The next 12-18 months will be crucial for Zeno to demonstrate the validity of Horizon 2 – the social commerce distribution channel. The offline stores-led retail channel is already close to achieving profitability. Going forward it intends to expand its network further to deepen its presence in its chosen markets.
“In the last 15-18 months, one of the key changes in our strategy was to bring the retail model to profitability. We consciously took a pause on expansion and focused on leveraging efficiencies. With the latest capital infusion, we will go back to scaling the retail network” says Agarwal.
In parallel, it will focus on scaling the capital-efficient assisted ecommerce channel over the next few quarters.
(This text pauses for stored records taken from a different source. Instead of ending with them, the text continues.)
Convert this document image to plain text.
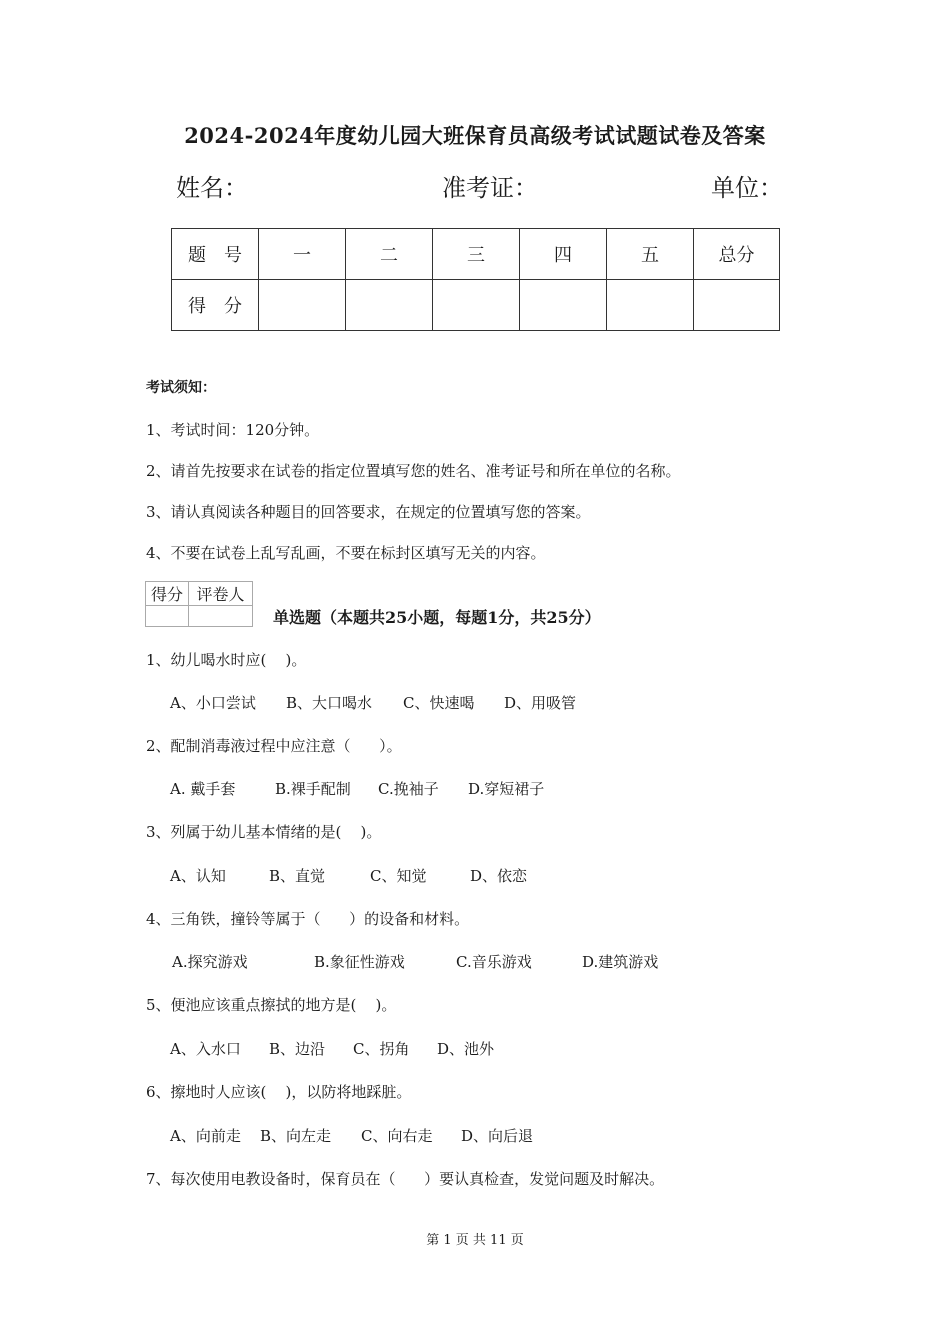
2024-2024年度幼儿园大班保育员高级考试试题试卷及答案
姓名：	准考证：	单位：
题　号	一	二	三	四	五	总分
得　分						
考试须知：
1、考试时间：120分钟。
2、请首先按要求在试卷的指定位置填写您的姓名、准考证号和所在单位的名称。
3、请认真阅读各种题目的回答要求，在规定的位置填写您的答案。
4、不要在试卷上乱写乱画，不要在标封区填写无关的内容。
得分	评卷人

单选题（本题共25小题，每题1分，共25分）
1、幼儿喝水时应(    )。
A、小口尝试 B、大口喝水 C、快速喝 D、用吸管
2、配制消毒液过程中应注意（      ）。
A. 戴手套	B.裸手配制 C.挽袖子 D.穿短裙子
3、列属于幼儿基本情绪的是(    )。
A、认知	B、直觉	C、知觉	D、依恋
4、三角铁，撞铃等属于（      ）的设备和材料。
A.探究游戏	B.象征性游戏	C.音乐游戏	D.建筑游戏
5、便池应该重点擦拭的地方是(    )。
A、入水口 B、边沿 C、拐角 D、池外
6、擦地时人应该(    )，以防将地踩脏。
A、向前走 B、向左走 C、向右走 D、向后退
7、每次使用电教设备时，保育员在（      ）要认真检查，发觉问题及时解决。
第 1 页 共 11 页
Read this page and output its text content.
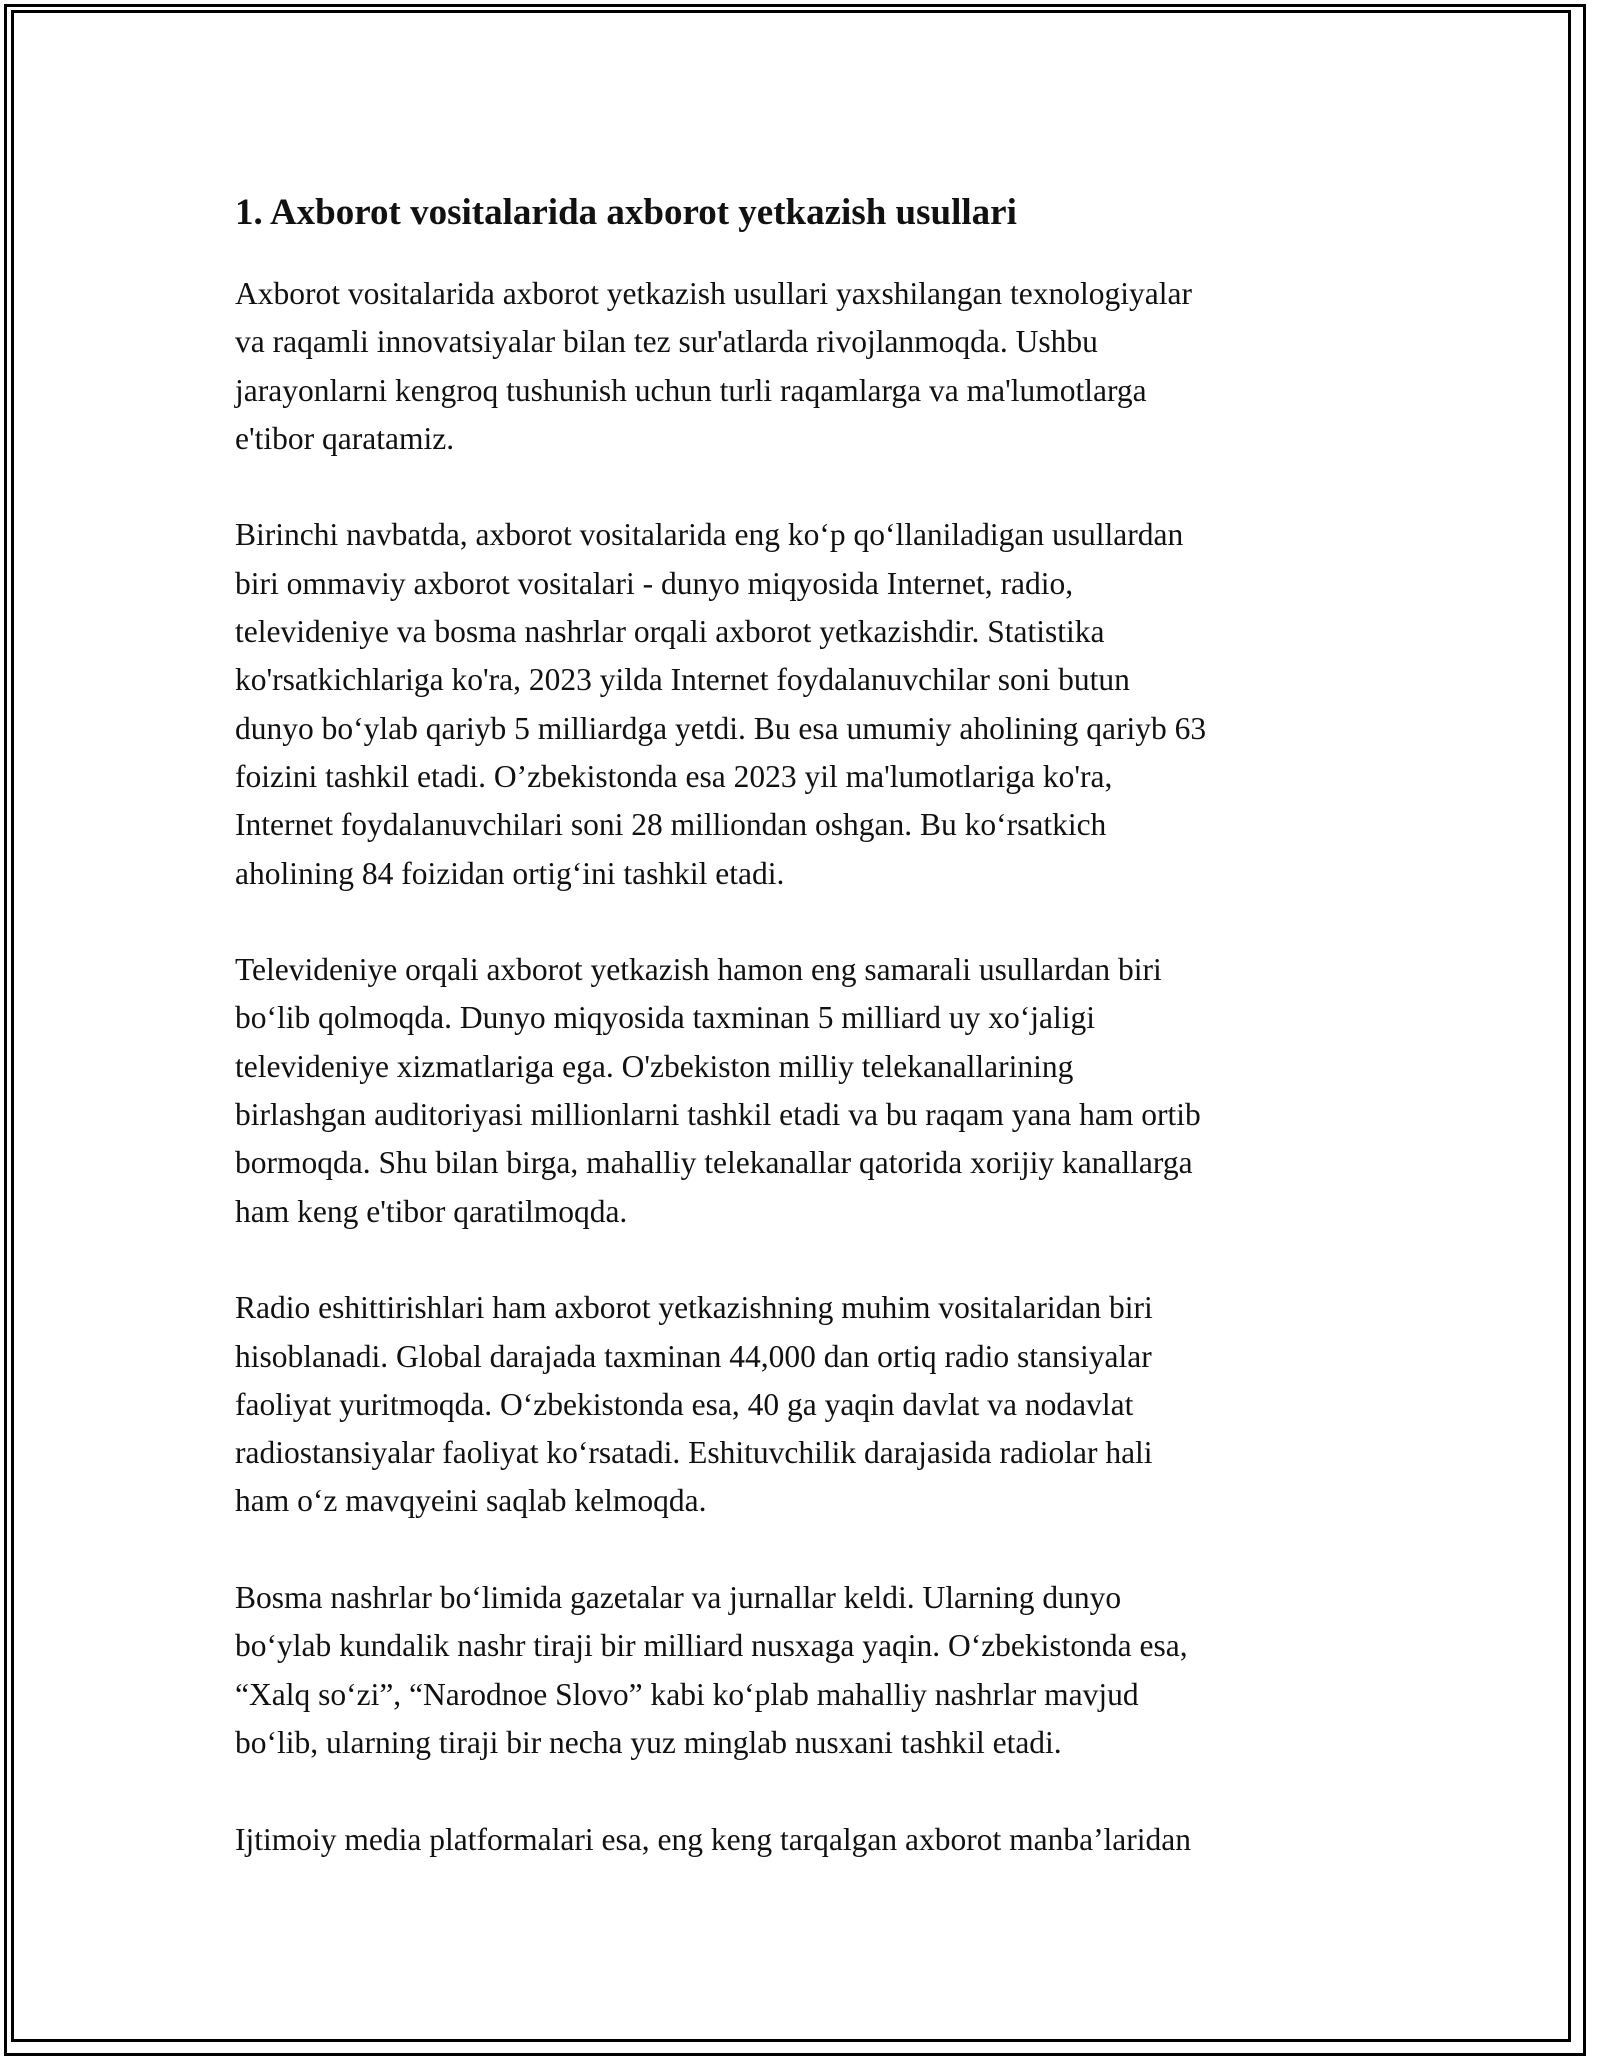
1. Axborot vositalarida axborot yetkazish usullari

Axborot vositalarida axborot yetkazish usullari yaxshilangan texnologiyalar
va raqamli innovatsiyalar bilan tez sur'atlarda rivojlanmoqda. Ushbu
jarayonlarni kengroq tushunish uchun turli raqamlarga va ma'lumotlarga
e'tibor qaratamiz.

Birinchi navbatda, axborot vositalarida eng ko‘p qo‘llaniladigan usullardan
biri ommaviy axborot vositalari - dunyo miqyosida Internet, radio,
televideniye va bosma nashrlar orqali axborot yetkazishdir. Statistika
ko'rsatkichlariga ko'ra, 2023 yilda Internet foydalanuvchilar soni butun
dunyo bo‘ylab qariyb 5 milliardga yetdi. Bu esa umumiy aholining qariyb 63
foizini tashkil etadi. O’zbekistonda esa 2023 yil ma'lumotlariga ko'ra,
Internet foydalanuvchilari soni 28 milliondan oshgan. Bu ko‘rsatkich
aholining 84 foizidan ortig‘ini tashkil etadi.

Televideniye orqali axborot yetkazish hamon eng samarali usullardan biri
bo‘lib qolmoqda. Dunyo miqyosida taxminan 5 milliard uy xo‘jaligi
televideniye xizmatlariga ega. O'zbekiston milliy telekanallarining
birlashgan auditoriyasi millionlarni tashkil etadi va bu raqam yana ham ortib
bormoqda. Shu bilan birga, mahalliy telekanallar qatorida xorijiy kanallarga
ham keng e'tibor qaratilmoqda.

Radio eshittirishlari ham axborot yetkazishning muhim vositalaridan biri
hisoblanadi. Global darajada taxminan 44,000 dan ortiq radio stansiyalar
faoliyat yuritmoqda. O‘zbekistonda esa, 40 ga yaqin davlat va nodavlat
radiostansiyalar faoliyat ko‘rsatadi. Eshituvchilik darajasida radiolar hali
ham o‘z mavqyeini saqlab kelmoqda.

Bosma nashrlar bo‘limida gazetalar va jurnallar keldi. Ularning dunyo
bo‘ylab kundalik nashr tiraji bir milliard nusxaga yaqin. O‘zbekistonda esa,
“Xalq so‘zi”, “Narodnoe Slovo” kabi ko‘plab mahalliy nashrlar mavjud
bo‘lib, ularning tiraji bir necha yuz minglab nusxani tashkil etadi.

Ijtimoiy media platformalari esa, eng keng tarqalgan axborot manba’laridan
Additionally, it is working on opening up more digital channels to deepen its presence in the market.
While the pursuit of growth is priority, the company is clear that it will never pursue growth at any cost. “We have seen growth-at-any-cost models suffer from fragile foundations. I’m not saying high growth is bad. But we are not in this for 4-5 years. The democratisation of healthcare as a vision is larger than short term growth strategy. We want to build a business that sustains over a long time. We understand that there may be a learning curve there but we are willing to undergo that learning if it takes us towards building a sustainable business for the long term,” says Agarwal.